War in Ukraine, disruption in logistics, sharp cost increases in fuel, labour, and other inputs. For Italian apple producers, the future is far from certain.
“We have always prepared ourselves for a constantly evolving market,” says Martin Pinzger, chief executive of the Val Venosta Fruit and Vegetable Producers’ Association (VIP).
“Today the overall situation is very uncertain, not to say hostile, due to serious international tensions, severe disruptions in the logistics sector, cost explosion and market volatility.
“But we are confident that we will get through this difficult time and emerge stronger. Every company has to find its own solid place in this new and difficult context, and we are ready”.
As one of the leading apple suppliers in Europe, VIP plays a key role in terms of the range and quality of its products, its investments in organic production and cutting-edge technology, and the services it offers its customers.
It represents 1,600 growers – Pinzger describes them as “passionate and experienced” – who together produce almost 340,000 tonnes of apples each year in the Venosta Valley, which has been cleverly marketed in the past few years as Europe’s ‘Apple Paradise’.
“Every successful company produces by responding to the needs of its target market, and for decades our consortium with its cooperatives and farmers has operated with a single objective: to offer its target the right products,” Pinzger continues.
“A simple and effective strategy that translates into a placement based on solid pillars, which make VIP a reliable and proactive reality, even in an international context of general concern.”
Ready to weather the storm
Despite the obvious challenges that 2022 has presented, Pinzger believes VIP’s strengths will carry it through to a brighter future.
“We have the right geographic position in the European context, a market of more than 500m consumers that can be reached with road logistics in a manageable timeframe,” he explains.
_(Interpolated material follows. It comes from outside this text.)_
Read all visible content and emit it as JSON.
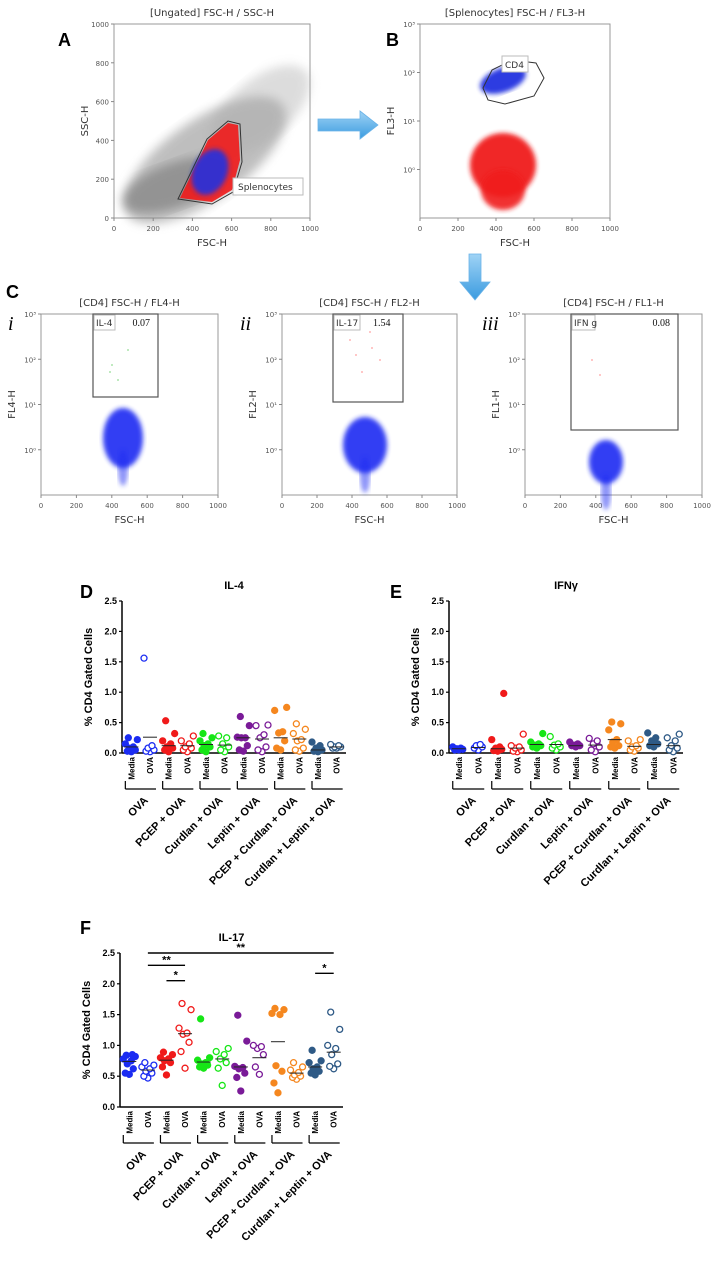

“The Val Venosta apples therefore become closer than overseas competitors, who suffer the consequences of skyrocketing logistics prices and difficulties in managing global trade flows.”
But the group’s advantage is not simply a logistical one. “VIP has the right selection for the future, between traditional varieties for the classic markets and innovative, club varieties for the most discerning premium consumers,” says Pinzger.
“Add to this access to global research programs for new, good, phytopathology-resistant, sustainable, climate-change-friendly apples.”
Organic production is also hugely important as a means for VIP to lead the way in Europe. One-third of its entire crop is herbicide-free, and this forms a central part of its sustainability efforts.
“With around 20 per cent of organically farmed areas, our production of organic apples has exceeded the 50,000 tonnes this year, as a confirmation that our company is continuing to be the leader of the market and currently at the forefront of the European strategic goals for Green Deal and Farm to Fork,” Pinzger adds.